Tehran, a sprawling metropolis of more than 10 million residents, is reportedly on the verge of a devastating water crisis as Iran endures its worst drought in decades.
Officials now warn that without immediate rainfall, parts of the capital could face forced evacuation within weeks — an unprecedented failure in one of the world’s most resource-rich nations.
The scale of the collapse is staggering. In 2025, Tehran recorded a 100 percent drop in precipitation compared to the previous year, leaving the region’s reservoirs nearly bone-dry.
The Amir Kabir Dam, once the pride of Iran’s water infrastructure, now holds just 14 million cubic meters of water — a mere 8 percent of its capacity and enough to sustain the city for only two weeks.
Across the five major dams that feed the capital — Lar, Mamlu, Amir Kabir, Taleqan, and Latyan — total reserves are just 8 percent full. Excluding the newer Taleqan Dam, that figure falls to a desperate 5 percent, said Mohsen Ardakani, head of Tehran’s Water and Wastewater Company.
Tehran’s water crisis is part of a much deeper national breakdown — one marked by environmental neglect, state mismanagement, and political repression. The National Council of Resistance of Iran (NCRI) reports that more than 2,000 Iranians have been killed in the 14 months since President Masoud Pezeshkian took power, underscoring what critics describe as a government increasingly focused on maintaining control rather than addressing urgent needs.
“This is a critical situation,” Ardakani warned, noting that the province received just 159 millimeters of rainfall in the last water year — the lowest in a century — and none since September 23. Dam reserves have fallen to 252 million cubic meters, down sharply from 420 million in previous years. With forecasts showing no significant rainfall before December, officials admit that the capital’s water security now depends on dwindling underground aquifers.
At the Karaj Dam, another crucial reservoir, water levels have dropped to 7 percent of capacity. “If it does not rain, we will have to start restricting water supplies in Tehran next month,” Pezeshkian said. “If the drought continues, we will run out of water and be forced to evacuate the city.”
The president’s remarks reflect a rare moment of candor from a regime that has long downplayed its environmental crises, even as decades of corruption, failed infrastructure projects, and mismanagement have left Iran’s water system on the brink. Experts say Tehran’s daily consumption of three million cubic meters leaves virtually no margin for error.

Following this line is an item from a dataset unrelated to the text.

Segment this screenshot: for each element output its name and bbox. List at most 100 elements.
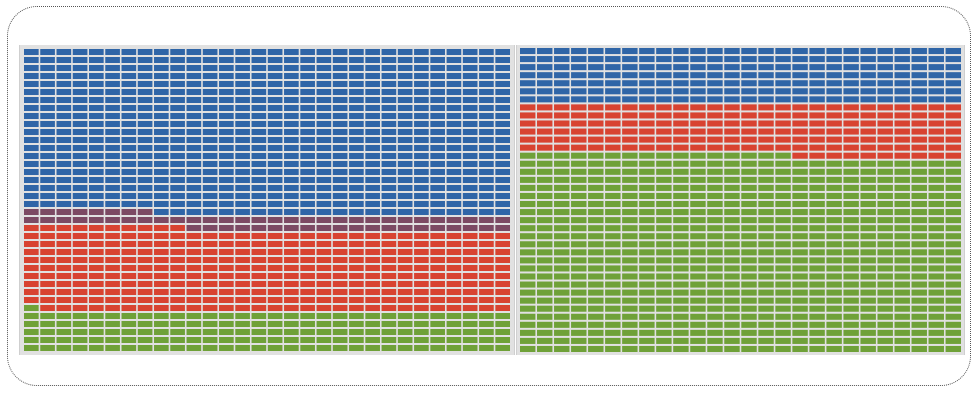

For many Iranians, the crisis symbolizes a broader collapse — one in which natural resources, civil liberties, and hope itself are being steadily drained away. As reservoirs run dry, so too does public faith in a government that seems more intent on silencing dissent than saving its own capital.
The drought may be nature’s doing, but the disaster unfolding in Tehran bears the unmistakable imprint of human failure — and a regime running out of time, water, and credibility.